Ramesh ‘Sunny’ Balwani sentenced to 13 years for Theranos fraud
A US judge on Wednesday sentenced former Theranos President Ramesh “Sunny” Balwani to 12 years and 11 months in prison on charges of defrauding investors and patients of the blood testing startup led by Elizabeth Holmes, a spokesperson for the US attorney’s office confirmed.
US District Judge Edward Davila in San Jose, California, imposed the sentence on Balwani, who was convicted by a jury on two counts of conspiracy and 10 counts of fraud in July.
Prosecutors said Balwani, 57, conspired with Holmes, 38, to deceive Silicon Valley investors into believing the company had achieved miniaturized machines that could accurately run a broad array of medical diagnostic tests from a small amount of blood.
Meanwhile, the company secretly relied on traditional methods to run tests and provided patients with inaccurate results, prosecutors said.
Holmes, who started the company as a college student and became its public face, was indicted alongside Balwani, her former romantic partner, in 2018.
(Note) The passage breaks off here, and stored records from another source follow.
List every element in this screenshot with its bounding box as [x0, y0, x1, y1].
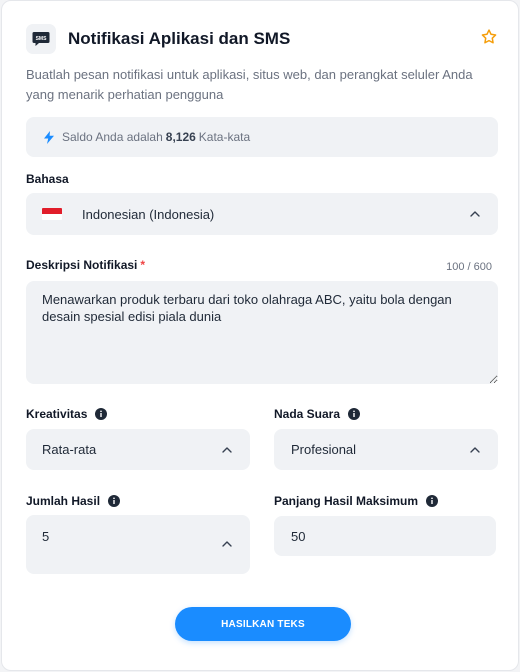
balance-suffix: Kata-kata: [198, 130, 251, 144]
info-icon[interactable]: [348, 408, 361, 420]
info-icon[interactable]: [108, 495, 121, 507]
balance-amount: 8,126: [165, 130, 196, 144]
sms-app-icon: SMS: [26, 24, 56, 54]
chevron-up-icon: [222, 541, 232, 547]
creativity-value: Rata-rata: [42, 442, 97, 457]
star-icon[interactable]: [480, 28, 498, 46]
tone-label-text: Nada Suara: [274, 407, 341, 421]
description-label-text: Deskripsi Notifikasi: [26, 258, 138, 272]
header: SMS Notifikasi Aplikasi dan SMS: [26, 23, 498, 55]
description-textarea[interactable]: Menawarkan produk terbaru dari toko olah…: [26, 281, 498, 384]
max-length-label: Panjang Hasil Maksimum: [274, 494, 439, 508]
balance-prefix: Saldo Anda adalah: [62, 130, 163, 144]
character-counter: 100 / 600: [446, 261, 492, 273]
generate-text-button[interactable]: HASILKAN TEKS: [175, 607, 351, 641]
language-select[interactable]: Indonesian (Indonesia): [26, 193, 498, 235]
language-label-text: Bahasa: [26, 172, 69, 186]
required-mark: *: [140, 258, 146, 272]
tone-label: Nada Suara: [274, 407, 361, 421]
notification-generator-card: SMS Notifikasi Aplikasi dan SMS Buatlah …: [1, 0, 519, 671]
page-subtitle: Buatlah pesan notifikasi untuk aplikasi,…: [26, 67, 473, 102]
lightning-icon: [44, 130, 54, 144]
result-count-label: Jumlah Hasil: [26, 494, 121, 508]
language-value: Indonesian (Indonesia): [82, 206, 215, 222]
description-label: Deskripsi Notifikasi *: [26, 258, 145, 272]
creativity-label: Kreativitas: [26, 407, 108, 421]
creativity-label-text: Kreativitas: [26, 407, 88, 421]
chevron-up-icon: [470, 211, 480, 217]
info-icon[interactable]: [95, 408, 108, 420]
creativity-select[interactable]: Rata-rata: [26, 429, 250, 470]
result-count-select[interactable]: 5: [26, 515, 250, 574]
max-length-label-text: Panjang Hasil Maksimum: [274, 494, 419, 508]
language-label: Bahasa: [26, 172, 69, 186]
balance-banner: Saldo Anda adalah 8,126 Kata-kata: [26, 117, 498, 157]
info-icon[interactable]: [426, 495, 439, 507]
max-length-input[interactable]: [274, 516, 496, 556]
tone-value: Profesional: [291, 442, 357, 457]
page-title: Notifikasi Aplikasi dan SMS: [68, 29, 291, 48]
indonesia-flag-icon: [42, 208, 62, 220]
tone-select[interactable]: Profesional: [274, 429, 498, 470]
result-count-value: 5: [42, 529, 50, 544]
chevron-up-icon: [222, 446, 232, 453]
sms-icon-text: SMS: [36, 36, 48, 42]
chevron-up-icon: [470, 446, 480, 453]
result-count-label-text: Jumlah Hasil: [26, 494, 101, 508]
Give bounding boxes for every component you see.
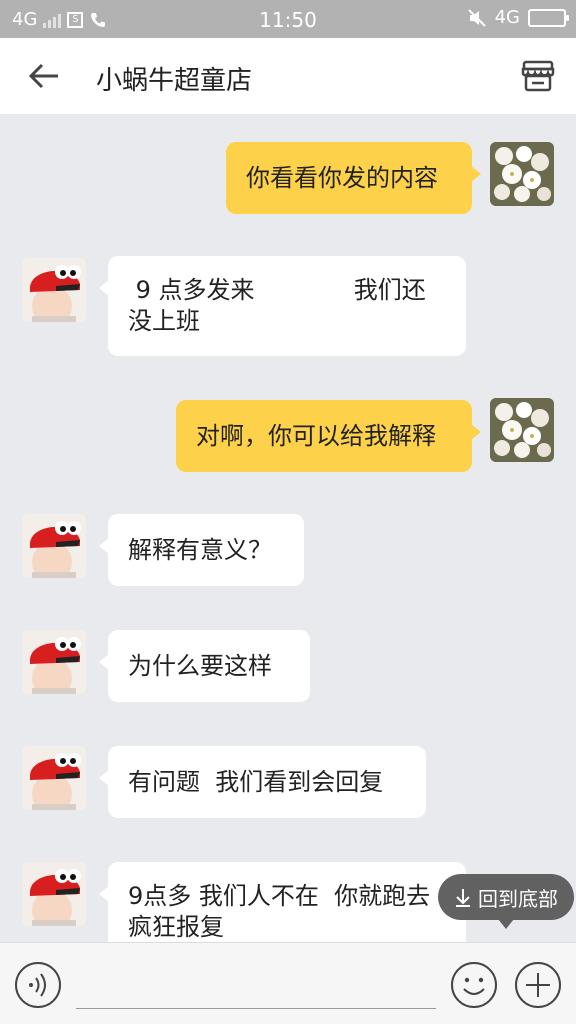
kid-avatar-image xyxy=(22,258,86,322)
store-icon xyxy=(521,60,555,92)
message-bubble[interactable]: 你看看你发的内容 xyxy=(226,142,481,214)
message-text: 有问题 我们看到会回复 xyxy=(128,767,384,796)
flower-avatar[interactable] xyxy=(490,398,554,462)
message-self: 你看看你发的内容 xyxy=(0,114,576,224)
message-list[interactable]: 你看看你发的内容 9 点多发来 我们还 没上班 对啊，你可以给我解释 解释有意义… xyxy=(0,114,576,942)
network-label-right: 4G xyxy=(494,7,520,28)
back-to-bottom-button[interactable]: 回到底部 xyxy=(438,874,574,929)
message-text: 解释有意义？ xyxy=(128,535,272,564)
emoji-icon xyxy=(451,962,497,1008)
kid-avatar-image xyxy=(22,862,86,926)
kid-avatar-image xyxy=(22,630,86,694)
arrow-left-icon xyxy=(28,63,58,89)
chat-header: 小蜗牛超童店 xyxy=(0,38,576,114)
voice-button[interactable] xyxy=(14,961,62,1009)
input-bar xyxy=(0,942,576,1024)
kid-avatar[interactable] xyxy=(22,862,86,926)
page-title: 小蜗牛超童店 xyxy=(96,66,253,96)
more-button[interactable] xyxy=(514,961,562,1009)
message-text: 9 点多发来 我们还 没上班 xyxy=(128,276,426,335)
message-other: 有问题 我们看到会回复 xyxy=(0,736,576,826)
message-text: 你看看你发的内容 xyxy=(246,163,438,192)
back-to-bottom-label: 回到底部 xyxy=(478,886,558,911)
message-bubble[interactable]: 为什么要这样 xyxy=(99,630,310,702)
kid-avatar[interactable] xyxy=(22,746,86,810)
battery-icon xyxy=(528,8,569,27)
kid-avatar-image xyxy=(22,746,86,810)
message-other: 9 点多发来 我们还 没上班 xyxy=(0,244,576,364)
flower-avatar-image xyxy=(490,142,554,206)
status-right: 4G xyxy=(467,7,569,28)
status-bar: 4G S 11:50 4G xyxy=(0,0,576,38)
message-text: 为什么要这样 xyxy=(128,651,272,680)
message-text: 对啊，你可以给我解释 xyxy=(196,421,436,450)
message-bubble[interactable]: 解释有意义？ xyxy=(99,514,304,586)
plus-icon xyxy=(515,962,561,1008)
emoji-button[interactable] xyxy=(450,961,498,1009)
message-bubble[interactable]: 有问题 我们看到会回复 xyxy=(99,746,426,818)
message-other: 解释有意义？ xyxy=(0,504,576,594)
flower-avatar-image xyxy=(490,398,554,462)
flower-avatar[interactable] xyxy=(490,142,554,206)
message-bubble[interactable]: 9点多 我们人不在 你就跑去 疯狂报复 xyxy=(99,862,466,942)
message-text: 9点多 我们人不在 你就跑去 疯狂报复 xyxy=(128,882,431,941)
message-other: 为什么要这样 xyxy=(0,620,576,710)
message-self: 对啊，你可以给我解释 xyxy=(0,390,576,490)
arrow-down-icon xyxy=(456,889,470,907)
back-button[interactable] xyxy=(22,58,66,94)
message-input[interactable] xyxy=(76,967,436,1009)
store-button[interactable] xyxy=(518,56,558,96)
kid-avatar-image xyxy=(22,514,86,578)
message-bubble[interactable]: 对啊，你可以给我解释 xyxy=(176,400,481,472)
mute-icon xyxy=(467,8,486,27)
kid-avatar[interactable] xyxy=(22,630,86,694)
message-bubble[interactable]: 9 点多发来 我们还 没上班 xyxy=(99,256,466,356)
kid-avatar[interactable] xyxy=(22,258,86,322)
voice-icon xyxy=(15,962,61,1008)
kid-avatar[interactable] xyxy=(22,514,86,578)
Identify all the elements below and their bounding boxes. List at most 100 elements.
Davila later granted each a separate trial after Holmes said she would take the stand and testify that Balwani was abusive in their relationship. He has denied the allegations.
Holmes was convicted in January on four counts of fraud and conspiracy but acquitted of defrauding patients.
Davila sentenced Holmes to 11-1/4 years in prison at a hearing last month, calling Theranos a venture “dashed by untruths, misrepresentations, plain hubris and lies.”
Prosecutors subsequently argued Balwani should receive 15 years in prison, saying he knew Theranos’ tests were inaccurate from overseeing the company’s laboratory operations, and decided to “prioritize Theranos’ financial health over patients’ real health.”
The probation office had recommended a nine-year sentence.
Balwani’s attorneys asked for a sentence of probation, arguing that he sought to make the world a better place through Theranos and was not motivated by fame or greed.
Once valued at $9 billion, Theranos promised to revolutionize how patients receive diagnoses by replacing traditional labs with small machines envisioned for use in homes, drugstores and even on the battlefield.
The company collapsed after a series of Wall Street Journal articles in 2015 questioned its technology.